Les Rencontres Cœur de Ville#2: Soutenons la création et la reprise de fonds de commerces

Action cœur de ville

CHALONS-EN-CHAMPAGNE : Intervenir autrement dans le champ économique. Comment inventer de nouveaux modèles pour soutenir la création et la reprise de commerce ?  

Atelier présenté par Benoist Apparu, Maire de la ville de Châlons-en-Champagne 

Ville de Châlons-en-Champagne / Région Grand-Est / 44 980 habitants 

Problématique : 

Châlons-en-Champagne s’est engagée depuis plusieurs années dans une démarche de redynamisation commerciale du centre-ville par la mise en œuvre d’une politique volontariste :

  • Elaboration d’un projet urbain permettant de « réinventer » un nombre réduit d’ilots stratégique
  • Mise en place d’outils d’intervention : DAAC, droit de préemption des commerces (la ville a fait le choix de ne pas mettre en œuvre la taxe sur les commerces vacants)
  • Intégration de l’ensemble de la filière de soutien à la création commerciale et d’entreprise au sein d’un lieu unique : le mess des entrepreneurs
  • Recapitalisation de la SEMCHA en vue de l’acquisition et la réhabilitation de locaux commerciaux bien situés. A ce jour huit des commerces acquis ont été requalifiés.

Cette politique s’est appuyée sur les fonds du CRSD par la mise en place d’un régime de subventions aux porteurs de projets. La ville constate que la majorité des bénéficiaires profitent d’un effet d’aubaine et regrette de ne pas avoir de retour sur la valeur ajoutée créée par l’octroi de ces subventions publiques. Dans ce but, la ville étudie la possibilité de créer un fonds d’investissement dans les fonds de commerce.

 

Solution proposée : 

La Banque des Territoires confie au cabinet Ernst & Young (EY) une mission d’étude de préfiguration d’un dispositif de soutien à la création et à la reprise des fonds de commerce pour répondre à l’ambition de la ville. Ce dispositif doit venir compléter les actions déjà mise en œuvre par la ville pour favoriser/accompagner l’implantation de commerces en centre-ville.

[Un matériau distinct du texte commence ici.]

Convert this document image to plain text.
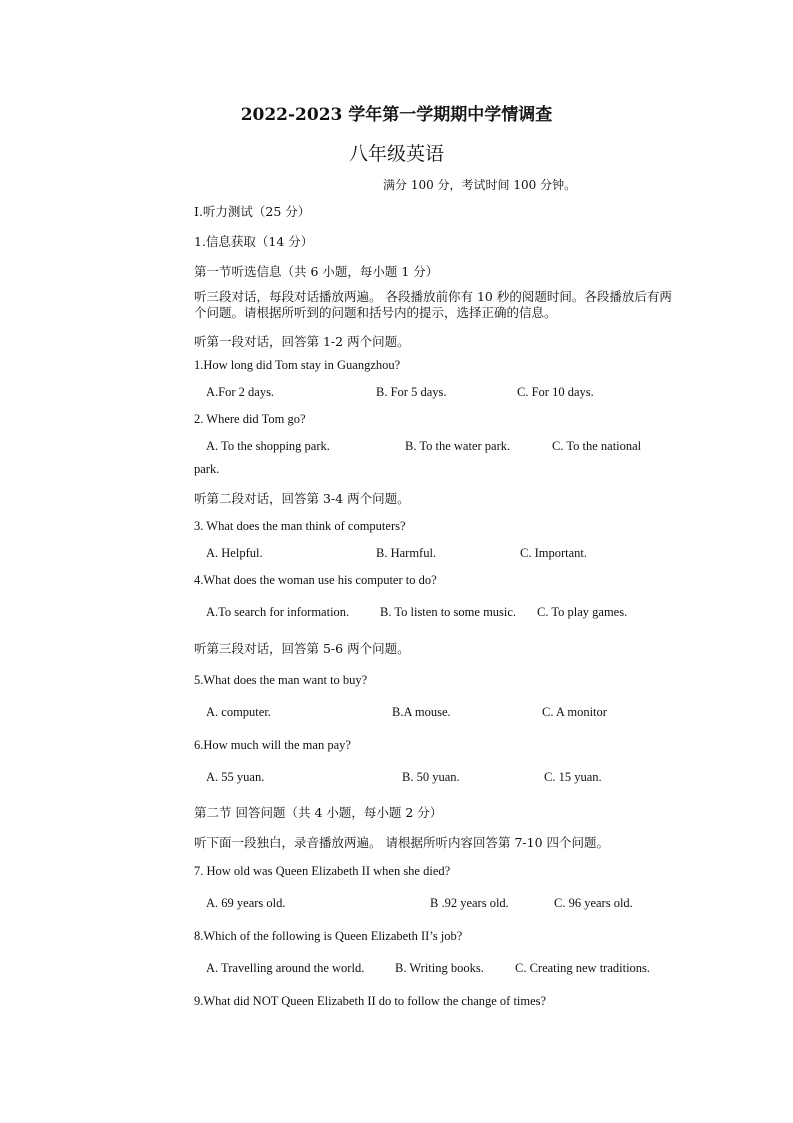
2022-2023 学年第一学期期中学情调查
八年级英语
满分 100 分，考试时间 100 分钟。
I.听力测试（25 分）
1.信息获取（14 分）
第一节听选信息（共 6 小题，每小题 1 分）
听三段对话，每段对话播放两遍。 各段播放前你有 10 秒的阅题时间。各段播放后有两个问题。请根据所听到的问题和括号内的提示，选择正确的信息。
听第一段对话，回答第 1-2 两个问题。
1.How long did Tom stay in Guangzhou?
A.For 2 days.	B. For 5 days.	C. For 10 days.
2. Where did Tom go?
A. To the shopping park.	B. To the water park.	C. To the national
park.
听第二段对话，回答第 3-4 两个问题。
3. What does the man think of computers?
A. Helpful.	B. Harmful.	C. Important.
4.What does the woman use his computer to do?
A.To search for information. B. To listen to some music. C. To play games.
听第三段对话，回答第 5-6 两个问题。
5.What does the man want to buy?
A. computer.	B.A mouse.	C. A monitor
6.How much will the man pay?
A. 55 yuan.	B. 50 yuan.	C. 15 yuan.
第二节 回答问题（共 4 小题，每小题 2 分）
听下面一段独白，录音播放两遍。 请根据所听内容回答第 7-10 四个问题。
7. How old was Queen Elizabeth II when she died?
A. 69 years old.	B .92 years old.	C. 96 years old.
8.Which of the following is Queen Elizabeth II’s job?
A. Travelling around the world. B. Writing books. C. Creating new traditions.
9.What did NOT Queen Elizabeth II do to follow the change of times?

Le diagnostic met en évidence trois types de difficultés :

  • Structurelles : locaux dont la surface ne correspond pas aux attentes des commerçants, loyers trop élevés, stationnement difficile
  • Propres à l’activité commerciale : concurrence forte, fragilité des activités
  • Propres aux porteurs de projets : expérience insuffisante, capacité financière limitée, manque de préparation des dossiers

Le dispositif doit permettre de répondre au manque de capacité financière des porteurs de projets pour leur permettre d’accéder aux financements bancaires.

Le dispositif doit être facilement et rapidement mobilisable (délai de décision bancaire de 15 jours), et favoriser un effet de levier des fonds mobilisés. Il doit être pensé en cohérence avec l’écosystème existant, notamment avec l’action de la SEMCHA (acquisition de cellules commerciales).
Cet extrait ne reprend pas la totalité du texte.